The standard measure of reliability for hosting and network providers is a Service Level Agreement, or SLA, measured as a percentage of uptime. But do you really understand what that percentage means? Does that uptime really meet your business needs?
The following table shows the downtime that will be allowed for a particular percentage of availability, presuming that the system is required to operate continuously. Service level agreements (SLAs) often refer to monthly downtime in order to calculate service credits to match monthly billing cycles.

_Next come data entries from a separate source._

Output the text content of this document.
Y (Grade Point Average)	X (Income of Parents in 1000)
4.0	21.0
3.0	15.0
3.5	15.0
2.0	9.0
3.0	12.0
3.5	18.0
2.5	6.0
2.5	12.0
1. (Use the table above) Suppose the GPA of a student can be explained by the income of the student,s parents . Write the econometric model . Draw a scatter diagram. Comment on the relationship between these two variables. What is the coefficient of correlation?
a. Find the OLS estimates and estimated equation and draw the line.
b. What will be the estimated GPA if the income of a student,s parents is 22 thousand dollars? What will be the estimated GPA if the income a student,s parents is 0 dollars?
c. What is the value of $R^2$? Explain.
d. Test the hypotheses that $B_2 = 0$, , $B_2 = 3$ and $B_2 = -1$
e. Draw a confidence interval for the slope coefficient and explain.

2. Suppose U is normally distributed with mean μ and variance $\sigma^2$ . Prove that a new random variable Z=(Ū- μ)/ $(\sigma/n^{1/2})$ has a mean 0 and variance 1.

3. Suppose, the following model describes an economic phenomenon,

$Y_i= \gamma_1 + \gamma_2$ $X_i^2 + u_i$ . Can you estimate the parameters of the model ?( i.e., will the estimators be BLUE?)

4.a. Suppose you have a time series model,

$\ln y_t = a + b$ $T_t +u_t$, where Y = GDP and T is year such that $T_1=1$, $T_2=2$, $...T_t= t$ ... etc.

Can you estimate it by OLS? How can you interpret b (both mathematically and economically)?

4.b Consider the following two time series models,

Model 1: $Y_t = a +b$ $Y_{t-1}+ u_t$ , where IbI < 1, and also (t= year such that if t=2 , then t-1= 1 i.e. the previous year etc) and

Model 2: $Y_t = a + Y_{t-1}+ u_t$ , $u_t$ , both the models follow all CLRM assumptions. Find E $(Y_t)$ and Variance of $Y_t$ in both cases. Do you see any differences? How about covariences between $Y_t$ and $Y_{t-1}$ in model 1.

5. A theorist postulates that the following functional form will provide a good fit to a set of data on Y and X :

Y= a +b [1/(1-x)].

| Availability % | Downtime per year | Downtime per month* | Downtime per week |
|---|---|---|---|
| 90% | 36.5 days | 72 hours | 16.8 hours |
| 95% | 18.25 days | 36 hours | 8.4 hours |
| 98% | 7.30 days | 14.4 hours | 3.36 hours |
| 99% | 3.65 days | 7.20 hours | 1.68 hours |
| 99.5% | 1.83 days | 3.60 hours | 50.4 min |
| 99.8% | 17.52 hours | 86.23 min | 20.16 min |
| 99.9% (“three nines”) | 8.76 hours | 43.2 min | 10.1 min |
| 99.95% | 4.38 hours | 21.56 min | 5.04 min |
| 99.99% (“four nines”) | 52.6 min | 4.32 min | 1.01 min |
| 99.999% (“five nines”) | 5.26 min | 25.9 s | 6.05 s |
| 99.9999% (“six nines”) | 31.5 s | 2.59 s | 0.605 s |
* For monthly calculations, a 30-day month is used.
It should be noted that uptime and availability are not synonymous. A system can be up, but not available, as in the case of a network outage. The hosting server might remain up, but if the network connected to it goes offline, will you qualify for a service credit for the outage?